Novela
La mudanza
Cada año la cigüeña pone casa en el sur. Otea la ciudad, localiza las espadañas y reconstruye con ramas y barro, sin estrés. Me dijeron hace poco que cada nido puede llegar a pesar una tonelada. Lo de la serpiente es peor: lo que cambia no es el domicilio, sino la piel. Va desprendiéndose de esa suerte de plástico viejo y lo deja enganchado en los arbustos hasta salir limpia, elástica, casi húmeda de puro brillante, sin traumas. ¿Y los árboles? Parecen no tener empacho en soltar las hojas en la otoñada, oxidando la ciudad con alfombras doradas, para subirse después al carro de la primavera con un abrigo verde y radiante. Como si nada. Pues heme aquí, sintiendo que el hades se abre ante mis pies. Cajas y cajas de cartón me rodean como altas torres de espadaña inalcanzable. Donde hubo un mullido, cariñoso sillón hay una forma amorfa, revestida de mantas grises y recubierta de plástico con pompitas. Donde brilló lámpara y cálida luz hay un cable desflecado, mondo, lirondo.

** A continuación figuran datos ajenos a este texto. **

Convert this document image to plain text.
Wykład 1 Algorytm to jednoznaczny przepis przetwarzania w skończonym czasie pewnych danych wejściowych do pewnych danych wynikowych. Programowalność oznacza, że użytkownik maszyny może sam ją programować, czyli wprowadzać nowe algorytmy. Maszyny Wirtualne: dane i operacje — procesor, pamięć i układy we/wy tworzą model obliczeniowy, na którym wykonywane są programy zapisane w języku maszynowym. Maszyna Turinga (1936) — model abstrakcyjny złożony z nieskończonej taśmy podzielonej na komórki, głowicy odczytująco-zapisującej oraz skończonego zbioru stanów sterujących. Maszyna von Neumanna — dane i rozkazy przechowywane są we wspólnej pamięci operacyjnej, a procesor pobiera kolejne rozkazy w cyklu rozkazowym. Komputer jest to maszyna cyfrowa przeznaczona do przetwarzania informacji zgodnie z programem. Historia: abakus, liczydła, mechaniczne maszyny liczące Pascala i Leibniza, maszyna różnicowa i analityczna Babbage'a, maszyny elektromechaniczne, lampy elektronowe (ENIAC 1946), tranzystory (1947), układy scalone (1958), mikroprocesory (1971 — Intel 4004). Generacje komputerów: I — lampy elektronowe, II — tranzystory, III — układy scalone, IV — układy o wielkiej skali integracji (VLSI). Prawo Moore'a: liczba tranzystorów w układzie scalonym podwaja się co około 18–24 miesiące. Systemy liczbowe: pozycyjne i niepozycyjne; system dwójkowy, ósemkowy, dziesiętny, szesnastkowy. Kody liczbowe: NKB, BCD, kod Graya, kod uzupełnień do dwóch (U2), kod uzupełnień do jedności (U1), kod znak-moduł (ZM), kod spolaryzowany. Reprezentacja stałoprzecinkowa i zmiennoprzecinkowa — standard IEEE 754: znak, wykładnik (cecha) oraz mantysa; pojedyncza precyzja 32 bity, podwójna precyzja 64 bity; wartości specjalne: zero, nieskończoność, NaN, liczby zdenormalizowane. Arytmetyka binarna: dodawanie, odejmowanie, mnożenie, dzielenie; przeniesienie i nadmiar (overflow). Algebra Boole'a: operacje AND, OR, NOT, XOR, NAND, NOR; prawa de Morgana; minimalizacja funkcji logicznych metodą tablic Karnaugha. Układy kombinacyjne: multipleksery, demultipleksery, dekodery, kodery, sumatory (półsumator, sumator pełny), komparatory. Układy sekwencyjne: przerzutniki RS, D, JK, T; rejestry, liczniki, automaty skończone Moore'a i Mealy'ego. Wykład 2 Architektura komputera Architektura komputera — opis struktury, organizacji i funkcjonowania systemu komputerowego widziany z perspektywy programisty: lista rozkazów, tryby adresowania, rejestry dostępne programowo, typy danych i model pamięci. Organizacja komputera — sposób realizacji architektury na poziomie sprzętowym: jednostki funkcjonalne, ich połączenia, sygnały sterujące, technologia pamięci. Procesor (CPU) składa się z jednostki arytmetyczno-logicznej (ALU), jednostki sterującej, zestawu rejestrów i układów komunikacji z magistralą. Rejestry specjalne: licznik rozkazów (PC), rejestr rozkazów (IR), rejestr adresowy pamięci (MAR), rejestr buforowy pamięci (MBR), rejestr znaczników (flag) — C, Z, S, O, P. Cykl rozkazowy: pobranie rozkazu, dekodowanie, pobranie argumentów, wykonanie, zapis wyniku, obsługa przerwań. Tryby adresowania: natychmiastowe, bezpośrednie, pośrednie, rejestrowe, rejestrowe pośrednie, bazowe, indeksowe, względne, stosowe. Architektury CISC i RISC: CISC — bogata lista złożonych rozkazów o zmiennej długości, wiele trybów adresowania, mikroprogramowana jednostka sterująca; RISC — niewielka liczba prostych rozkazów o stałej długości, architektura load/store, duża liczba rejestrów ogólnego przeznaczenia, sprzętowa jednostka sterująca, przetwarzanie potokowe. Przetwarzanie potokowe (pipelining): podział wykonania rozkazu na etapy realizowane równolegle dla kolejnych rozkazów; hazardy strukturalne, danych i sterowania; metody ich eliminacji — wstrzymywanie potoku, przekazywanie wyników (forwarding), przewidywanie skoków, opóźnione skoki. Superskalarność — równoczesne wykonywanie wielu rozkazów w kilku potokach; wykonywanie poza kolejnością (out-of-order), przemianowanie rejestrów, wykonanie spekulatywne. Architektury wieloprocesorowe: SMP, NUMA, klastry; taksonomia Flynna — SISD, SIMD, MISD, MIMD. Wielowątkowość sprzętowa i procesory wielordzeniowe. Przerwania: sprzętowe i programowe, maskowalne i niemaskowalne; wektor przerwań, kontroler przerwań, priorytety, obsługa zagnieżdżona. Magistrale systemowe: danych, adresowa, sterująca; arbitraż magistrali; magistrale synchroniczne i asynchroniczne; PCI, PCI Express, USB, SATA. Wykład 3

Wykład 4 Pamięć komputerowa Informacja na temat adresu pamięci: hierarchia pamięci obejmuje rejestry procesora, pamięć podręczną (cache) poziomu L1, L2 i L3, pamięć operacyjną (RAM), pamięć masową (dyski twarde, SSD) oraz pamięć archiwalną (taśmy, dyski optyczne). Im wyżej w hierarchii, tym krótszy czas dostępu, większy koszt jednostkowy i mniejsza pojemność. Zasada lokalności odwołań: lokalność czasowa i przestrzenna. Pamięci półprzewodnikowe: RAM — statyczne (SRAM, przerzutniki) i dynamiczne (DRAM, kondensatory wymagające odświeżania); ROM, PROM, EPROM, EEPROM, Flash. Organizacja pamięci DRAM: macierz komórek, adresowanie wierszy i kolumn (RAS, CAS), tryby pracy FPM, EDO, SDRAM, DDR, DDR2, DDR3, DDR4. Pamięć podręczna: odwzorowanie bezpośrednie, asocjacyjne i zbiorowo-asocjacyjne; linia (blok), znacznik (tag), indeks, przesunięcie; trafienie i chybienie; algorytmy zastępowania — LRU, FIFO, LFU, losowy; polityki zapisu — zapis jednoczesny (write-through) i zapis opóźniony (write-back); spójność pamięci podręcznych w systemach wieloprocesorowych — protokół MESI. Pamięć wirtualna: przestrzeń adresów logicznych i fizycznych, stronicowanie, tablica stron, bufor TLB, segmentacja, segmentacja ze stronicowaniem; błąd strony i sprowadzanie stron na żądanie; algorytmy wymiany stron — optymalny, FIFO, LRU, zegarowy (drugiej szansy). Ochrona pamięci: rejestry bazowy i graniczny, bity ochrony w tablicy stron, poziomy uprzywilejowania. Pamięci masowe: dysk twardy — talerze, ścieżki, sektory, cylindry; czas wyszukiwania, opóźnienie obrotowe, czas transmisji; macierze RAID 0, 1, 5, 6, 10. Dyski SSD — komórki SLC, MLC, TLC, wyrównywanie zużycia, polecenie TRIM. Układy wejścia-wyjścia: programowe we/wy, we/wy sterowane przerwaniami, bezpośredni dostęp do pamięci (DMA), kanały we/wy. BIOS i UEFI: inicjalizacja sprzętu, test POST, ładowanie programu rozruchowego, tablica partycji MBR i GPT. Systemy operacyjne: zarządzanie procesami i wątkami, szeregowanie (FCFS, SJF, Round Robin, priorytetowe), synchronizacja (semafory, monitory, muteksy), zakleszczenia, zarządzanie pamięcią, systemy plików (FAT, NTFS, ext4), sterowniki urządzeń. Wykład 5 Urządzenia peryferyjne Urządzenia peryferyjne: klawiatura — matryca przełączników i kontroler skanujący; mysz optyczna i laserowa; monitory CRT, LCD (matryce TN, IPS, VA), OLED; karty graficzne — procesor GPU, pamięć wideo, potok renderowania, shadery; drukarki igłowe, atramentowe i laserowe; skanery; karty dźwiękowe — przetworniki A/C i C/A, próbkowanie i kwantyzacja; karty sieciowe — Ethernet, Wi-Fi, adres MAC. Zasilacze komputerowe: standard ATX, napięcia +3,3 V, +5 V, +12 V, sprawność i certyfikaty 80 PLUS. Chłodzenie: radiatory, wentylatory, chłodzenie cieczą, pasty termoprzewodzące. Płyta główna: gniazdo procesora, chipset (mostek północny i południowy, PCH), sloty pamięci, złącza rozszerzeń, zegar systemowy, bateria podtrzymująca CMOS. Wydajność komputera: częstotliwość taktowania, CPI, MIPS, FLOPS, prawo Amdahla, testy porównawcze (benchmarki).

Donde práctica y consoladora lavadora, un hueco negro, como el diente falto de una dentadura mal cuidada ¿Busco el cepillo o un vaso? Inútil, están en una caja, vaya usted a saber cuál. Anoche renuncié al camisón y me acosté con una vieja camiseta. Las horas transcurrían lentas como una tortura y la sábana se me pegaba a los flancos, como pidiéndome la piel para renovarla. Me dieron las dos y las tres y las cuatro, como en la canción de Sabina, y apenas hilvané al alba un sueño débil y tórrido donde una ciudad de cajas marrones me hostigaba: «¡Muda la piel! ¡muda la piel!» –gritaban las mantas grises- «¡Tira las hojas, tira las hojas!»– repetían las cajas. Jesús. Desperté bañada en sudor y abrí las puertas a los mozos de la mudanza: «Saquénnos de aquí», alcancé a decirles. Me recordaron vagamente a Indiana Jones. Hay algo de conmovedor en este desvalimiento humano, tan por debajo del resto de los animales.